Je me rappelle bien ce jour-là, j’étais gamin, mon père et moi sur le palier du voisin d’en bas et le vieux voisin, M Agustí, ouvrant la porte. Il était grand, M Agustí, et je le respectais bien parce qu’il était grand et vieux, mais il ressemblait à un roseau, ce qui à mes yeux lui rendait un air de vigueur immortel. En plus il était courtois. Tout cela m’apaisait, ma confiance en lui découlait de tout cela. Cependant j’avais confiance en mon père par-dessus tout et tout le monde, car mon père était Dieu, bien que je soupçonnais qu’il était un dieu particulier qui disait et faisait des choses que je ne comprenais pas, et même qui s’avéraient trompés, et en ce cas-là c’était parce que les autres ne les comprenaient pas, ce qui rendait mon père le dieu des dieux, le roi de tous les dieux. Je le voyais avec une couronne qu’il ne se levait, même pas pour dormir. Je ne lui ai jamais parlé de sa couronne parce qu’il ne m’en parlait jamais, et j’ai interprété ça comme un signe de modestie et de mystère, un truc que l’on devait regarder mais pas en parler. Mon père était un dieu très modeste, je crois bien. Il me disait de manière récurrente que si je ne savais quelque chose il valait mieux me taire, et du coup je me taisais, maintes fois je me taisais, et pourtant j’étais assez bavard. Je pensais en profondeur avant de dire n’importe quoi, ce qui me rendait un enfant très pensif au prix de la répression. Ma pensée entrait souvent en conflit avec ce que je ressentais. Mon père ne le savait pas à l’époque, tout comme moi. Aujourd’hui je le sais, et mon père insiste à ne pas le savoir, tout comme à l’époque.

M Agustí ouvrit la porte et mon père se mit à parler avec lui sur n’importe quoi.

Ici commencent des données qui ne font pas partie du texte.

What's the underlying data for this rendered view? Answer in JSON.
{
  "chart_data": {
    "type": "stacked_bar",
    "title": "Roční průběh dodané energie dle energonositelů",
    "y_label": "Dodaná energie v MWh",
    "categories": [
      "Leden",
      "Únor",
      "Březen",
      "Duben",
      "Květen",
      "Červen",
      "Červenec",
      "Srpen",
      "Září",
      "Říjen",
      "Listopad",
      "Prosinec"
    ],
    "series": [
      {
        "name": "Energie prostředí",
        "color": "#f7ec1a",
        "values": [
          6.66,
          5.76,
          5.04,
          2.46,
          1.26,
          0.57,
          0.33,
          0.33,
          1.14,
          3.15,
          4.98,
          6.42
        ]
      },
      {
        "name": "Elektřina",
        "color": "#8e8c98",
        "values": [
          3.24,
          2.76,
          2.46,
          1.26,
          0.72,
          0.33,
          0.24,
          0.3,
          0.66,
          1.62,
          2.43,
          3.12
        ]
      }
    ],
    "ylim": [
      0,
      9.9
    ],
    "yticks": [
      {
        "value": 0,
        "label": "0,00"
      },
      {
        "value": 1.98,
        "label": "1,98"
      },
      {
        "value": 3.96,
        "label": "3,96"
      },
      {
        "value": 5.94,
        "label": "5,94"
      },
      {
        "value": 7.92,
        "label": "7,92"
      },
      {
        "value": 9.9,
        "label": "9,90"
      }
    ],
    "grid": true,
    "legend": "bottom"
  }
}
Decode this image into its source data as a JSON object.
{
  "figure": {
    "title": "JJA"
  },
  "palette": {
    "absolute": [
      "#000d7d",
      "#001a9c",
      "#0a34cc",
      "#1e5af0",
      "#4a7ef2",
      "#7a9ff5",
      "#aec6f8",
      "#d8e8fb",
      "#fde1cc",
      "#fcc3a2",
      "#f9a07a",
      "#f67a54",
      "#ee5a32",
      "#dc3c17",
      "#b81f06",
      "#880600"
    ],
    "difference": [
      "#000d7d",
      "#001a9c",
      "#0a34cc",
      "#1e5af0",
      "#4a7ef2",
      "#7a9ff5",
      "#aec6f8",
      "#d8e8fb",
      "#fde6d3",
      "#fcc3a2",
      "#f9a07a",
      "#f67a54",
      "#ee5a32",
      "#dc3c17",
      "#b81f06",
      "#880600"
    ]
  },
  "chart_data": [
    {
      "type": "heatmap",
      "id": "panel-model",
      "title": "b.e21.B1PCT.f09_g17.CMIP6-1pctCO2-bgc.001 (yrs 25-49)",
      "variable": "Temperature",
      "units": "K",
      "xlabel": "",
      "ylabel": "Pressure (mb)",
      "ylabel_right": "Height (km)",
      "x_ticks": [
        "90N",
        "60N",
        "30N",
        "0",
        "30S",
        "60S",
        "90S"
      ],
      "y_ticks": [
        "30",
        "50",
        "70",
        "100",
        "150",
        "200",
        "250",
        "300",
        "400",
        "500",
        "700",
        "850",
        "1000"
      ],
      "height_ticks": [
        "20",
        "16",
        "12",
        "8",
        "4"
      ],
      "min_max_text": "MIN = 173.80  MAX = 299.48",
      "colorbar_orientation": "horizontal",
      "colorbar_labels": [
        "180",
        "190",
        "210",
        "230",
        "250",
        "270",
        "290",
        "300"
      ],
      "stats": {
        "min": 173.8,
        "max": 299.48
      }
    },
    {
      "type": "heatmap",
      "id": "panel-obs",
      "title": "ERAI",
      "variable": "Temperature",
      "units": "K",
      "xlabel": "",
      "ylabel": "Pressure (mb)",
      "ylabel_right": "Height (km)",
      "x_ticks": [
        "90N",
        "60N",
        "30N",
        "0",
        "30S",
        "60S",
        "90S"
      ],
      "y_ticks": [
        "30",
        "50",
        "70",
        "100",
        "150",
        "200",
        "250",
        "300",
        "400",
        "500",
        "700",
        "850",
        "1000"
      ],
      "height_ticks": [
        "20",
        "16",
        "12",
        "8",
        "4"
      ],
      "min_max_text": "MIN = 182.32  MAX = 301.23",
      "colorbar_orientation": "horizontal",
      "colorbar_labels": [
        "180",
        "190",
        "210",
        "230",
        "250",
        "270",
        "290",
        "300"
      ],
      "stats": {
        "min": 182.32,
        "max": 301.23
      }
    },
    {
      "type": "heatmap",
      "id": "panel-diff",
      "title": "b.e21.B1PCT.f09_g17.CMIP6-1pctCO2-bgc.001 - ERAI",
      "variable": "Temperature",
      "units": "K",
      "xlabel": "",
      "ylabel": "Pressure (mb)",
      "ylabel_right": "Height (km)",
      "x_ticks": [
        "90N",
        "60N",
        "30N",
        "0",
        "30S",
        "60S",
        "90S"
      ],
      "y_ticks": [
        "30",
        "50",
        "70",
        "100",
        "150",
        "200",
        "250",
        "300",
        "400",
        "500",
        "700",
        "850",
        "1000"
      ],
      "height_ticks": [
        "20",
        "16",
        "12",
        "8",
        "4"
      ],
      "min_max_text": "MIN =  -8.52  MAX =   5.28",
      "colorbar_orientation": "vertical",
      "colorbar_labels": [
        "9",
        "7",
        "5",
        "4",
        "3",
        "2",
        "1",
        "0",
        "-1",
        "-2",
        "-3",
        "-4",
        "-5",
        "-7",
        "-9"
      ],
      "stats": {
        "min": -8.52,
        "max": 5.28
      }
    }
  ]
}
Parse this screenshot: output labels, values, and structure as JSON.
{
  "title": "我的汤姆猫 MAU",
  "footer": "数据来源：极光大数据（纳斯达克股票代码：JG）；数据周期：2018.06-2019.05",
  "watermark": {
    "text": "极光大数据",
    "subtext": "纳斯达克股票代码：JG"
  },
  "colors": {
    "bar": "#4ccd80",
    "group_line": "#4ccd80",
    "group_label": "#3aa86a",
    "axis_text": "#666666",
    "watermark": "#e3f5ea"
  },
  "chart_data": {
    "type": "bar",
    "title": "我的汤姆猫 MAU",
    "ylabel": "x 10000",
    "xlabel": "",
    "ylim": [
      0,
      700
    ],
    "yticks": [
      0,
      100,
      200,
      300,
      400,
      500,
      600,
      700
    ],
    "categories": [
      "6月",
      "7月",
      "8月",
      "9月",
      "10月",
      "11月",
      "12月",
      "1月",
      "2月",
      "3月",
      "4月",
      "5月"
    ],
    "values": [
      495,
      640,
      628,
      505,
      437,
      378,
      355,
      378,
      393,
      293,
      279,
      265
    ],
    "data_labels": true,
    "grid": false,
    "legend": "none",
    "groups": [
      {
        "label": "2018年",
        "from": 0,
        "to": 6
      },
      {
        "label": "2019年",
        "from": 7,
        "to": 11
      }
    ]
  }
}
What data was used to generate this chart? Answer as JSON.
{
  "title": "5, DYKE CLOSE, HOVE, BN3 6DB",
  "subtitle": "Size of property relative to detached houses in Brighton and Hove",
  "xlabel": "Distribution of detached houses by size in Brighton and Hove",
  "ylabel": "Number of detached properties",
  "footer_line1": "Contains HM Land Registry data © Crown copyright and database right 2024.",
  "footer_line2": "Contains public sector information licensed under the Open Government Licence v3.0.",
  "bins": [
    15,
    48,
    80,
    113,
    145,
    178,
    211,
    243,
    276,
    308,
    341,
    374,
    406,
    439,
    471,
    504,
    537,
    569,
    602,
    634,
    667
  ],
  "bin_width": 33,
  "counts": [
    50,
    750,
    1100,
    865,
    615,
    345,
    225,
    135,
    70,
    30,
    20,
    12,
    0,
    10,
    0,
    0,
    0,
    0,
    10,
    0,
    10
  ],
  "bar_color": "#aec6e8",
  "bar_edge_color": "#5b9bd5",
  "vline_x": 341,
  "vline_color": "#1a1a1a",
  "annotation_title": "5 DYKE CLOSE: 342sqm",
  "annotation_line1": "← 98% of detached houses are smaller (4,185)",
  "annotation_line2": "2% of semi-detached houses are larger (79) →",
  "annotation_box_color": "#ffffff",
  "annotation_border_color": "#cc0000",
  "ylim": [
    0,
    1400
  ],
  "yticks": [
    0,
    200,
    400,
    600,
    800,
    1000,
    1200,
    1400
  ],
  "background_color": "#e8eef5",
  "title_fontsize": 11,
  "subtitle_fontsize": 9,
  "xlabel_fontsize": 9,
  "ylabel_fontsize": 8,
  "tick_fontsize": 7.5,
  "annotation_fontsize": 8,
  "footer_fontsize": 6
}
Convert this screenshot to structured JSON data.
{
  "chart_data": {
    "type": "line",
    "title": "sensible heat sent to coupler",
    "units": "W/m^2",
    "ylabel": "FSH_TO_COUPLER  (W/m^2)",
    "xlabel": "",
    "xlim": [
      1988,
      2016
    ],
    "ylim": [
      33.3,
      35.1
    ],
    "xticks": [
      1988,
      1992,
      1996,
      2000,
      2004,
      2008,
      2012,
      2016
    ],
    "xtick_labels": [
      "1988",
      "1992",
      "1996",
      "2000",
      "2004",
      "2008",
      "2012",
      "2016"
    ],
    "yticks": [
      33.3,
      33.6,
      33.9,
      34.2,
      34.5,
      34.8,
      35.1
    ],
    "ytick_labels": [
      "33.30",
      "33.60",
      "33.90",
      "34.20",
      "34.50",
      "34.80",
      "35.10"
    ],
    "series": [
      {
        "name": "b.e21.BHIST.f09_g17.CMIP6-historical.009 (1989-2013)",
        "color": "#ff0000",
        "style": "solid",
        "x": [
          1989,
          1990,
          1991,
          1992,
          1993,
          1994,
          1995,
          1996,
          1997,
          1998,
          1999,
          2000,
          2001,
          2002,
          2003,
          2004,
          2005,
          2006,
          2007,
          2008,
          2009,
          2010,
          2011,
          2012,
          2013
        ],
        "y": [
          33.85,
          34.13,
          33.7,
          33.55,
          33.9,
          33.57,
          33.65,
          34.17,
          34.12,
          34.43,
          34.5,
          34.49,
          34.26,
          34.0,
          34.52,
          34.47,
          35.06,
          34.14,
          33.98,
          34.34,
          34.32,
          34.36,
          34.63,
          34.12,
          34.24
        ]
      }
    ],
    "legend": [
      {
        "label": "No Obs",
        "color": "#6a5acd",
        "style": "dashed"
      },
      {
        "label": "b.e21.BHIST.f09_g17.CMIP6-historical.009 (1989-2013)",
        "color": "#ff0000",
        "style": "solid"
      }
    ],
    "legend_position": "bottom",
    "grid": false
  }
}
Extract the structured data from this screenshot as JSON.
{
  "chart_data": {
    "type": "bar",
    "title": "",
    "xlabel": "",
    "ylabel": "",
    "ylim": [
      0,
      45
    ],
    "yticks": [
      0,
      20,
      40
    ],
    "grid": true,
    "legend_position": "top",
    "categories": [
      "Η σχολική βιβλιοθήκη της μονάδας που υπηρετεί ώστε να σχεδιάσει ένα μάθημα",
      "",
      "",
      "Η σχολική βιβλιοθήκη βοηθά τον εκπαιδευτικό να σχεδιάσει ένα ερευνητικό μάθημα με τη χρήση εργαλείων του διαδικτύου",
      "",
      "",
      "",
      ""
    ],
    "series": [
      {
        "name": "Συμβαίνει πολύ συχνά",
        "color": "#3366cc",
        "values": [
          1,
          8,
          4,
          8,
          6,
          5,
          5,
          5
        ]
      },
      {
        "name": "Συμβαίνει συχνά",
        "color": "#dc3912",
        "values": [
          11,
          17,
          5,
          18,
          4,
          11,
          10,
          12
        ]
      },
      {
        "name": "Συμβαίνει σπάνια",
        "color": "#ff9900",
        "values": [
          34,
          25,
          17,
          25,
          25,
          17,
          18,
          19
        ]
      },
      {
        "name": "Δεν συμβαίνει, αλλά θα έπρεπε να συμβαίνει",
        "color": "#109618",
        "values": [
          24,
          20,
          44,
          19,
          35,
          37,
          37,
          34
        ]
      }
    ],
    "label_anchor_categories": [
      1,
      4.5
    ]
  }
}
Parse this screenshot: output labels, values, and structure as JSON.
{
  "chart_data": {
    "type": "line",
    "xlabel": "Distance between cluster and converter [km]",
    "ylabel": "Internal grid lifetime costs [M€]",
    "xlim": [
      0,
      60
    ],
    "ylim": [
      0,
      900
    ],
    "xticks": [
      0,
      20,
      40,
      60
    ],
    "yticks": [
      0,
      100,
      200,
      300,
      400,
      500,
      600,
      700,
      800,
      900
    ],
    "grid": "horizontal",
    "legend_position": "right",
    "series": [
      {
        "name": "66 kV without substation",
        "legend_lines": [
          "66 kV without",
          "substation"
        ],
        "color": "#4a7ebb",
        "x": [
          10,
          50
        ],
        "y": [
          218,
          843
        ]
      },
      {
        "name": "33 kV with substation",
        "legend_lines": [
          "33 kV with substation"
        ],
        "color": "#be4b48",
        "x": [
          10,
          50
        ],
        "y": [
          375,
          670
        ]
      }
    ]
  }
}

À un moment donné de la conversation M Agustí lui dit « il s’agit  de je ne sais pas quoi… », et j’ai sorti sur le coup en disant « eh bien, si vous ne savez quoi, alors il vaut mieux vous taire, M Agustí », et tout de suite mon père m’a assené une claque très sonore, je l’entends encore. Je ne comprenais pas du tout sa réaction et là je pense que M Agustí ne le comprend non plus depuis son cimetière. Mon père lui il a rougi, sa figure plus rouge, me semblait-il, que la mienne suite à sa claque. Bizarre. J’ai regardé M Agustí et par bonheur il faisait mine de rien, il était trop vieux pour se scandaliser, j’ai voulu penser, et peut-être il me donnait raison, parce qu’après, une fois mon père eut parti il m’a dit que, effectivement, il ne savait quoi dire à mon père, et qu’il vaut mieux dire « je ne sais pas quoi » plutôt que de feindre de le savoir. Mais alors, d’après mon père il y a le silence, j’ai dit à M Agustí, et il m’a fixé puis nié de la tête. Non, le silence peut être interprété comme si l’on connait la réponse, et c’est malhonnête, tu comprends ?, m’a dit-il pendant que sa femme, Mme Anna, me donnait des biscuits au beurre. Vous avez raison, pensai-je, vous avez raison…. Et ce fut à partir de ce jour-là que j’ai commencé à détrôner mon père et considérer le vieux voisin M Agustí comme mon nouveau dieu. Et cela jusqu’à ce qu’il a commencé à radoter peu de temps après. Les dieux durent très peu, à vrai dire, mais pas mon bouleversement. Mon insécurité. Ça va me durer à vie, je crains. Enfin. De temps en temps je vais au cimetière visiter M Agustí et sa femme, eux décédés aux années 80. Je les aime bien encore, autant que je les aimais jadis.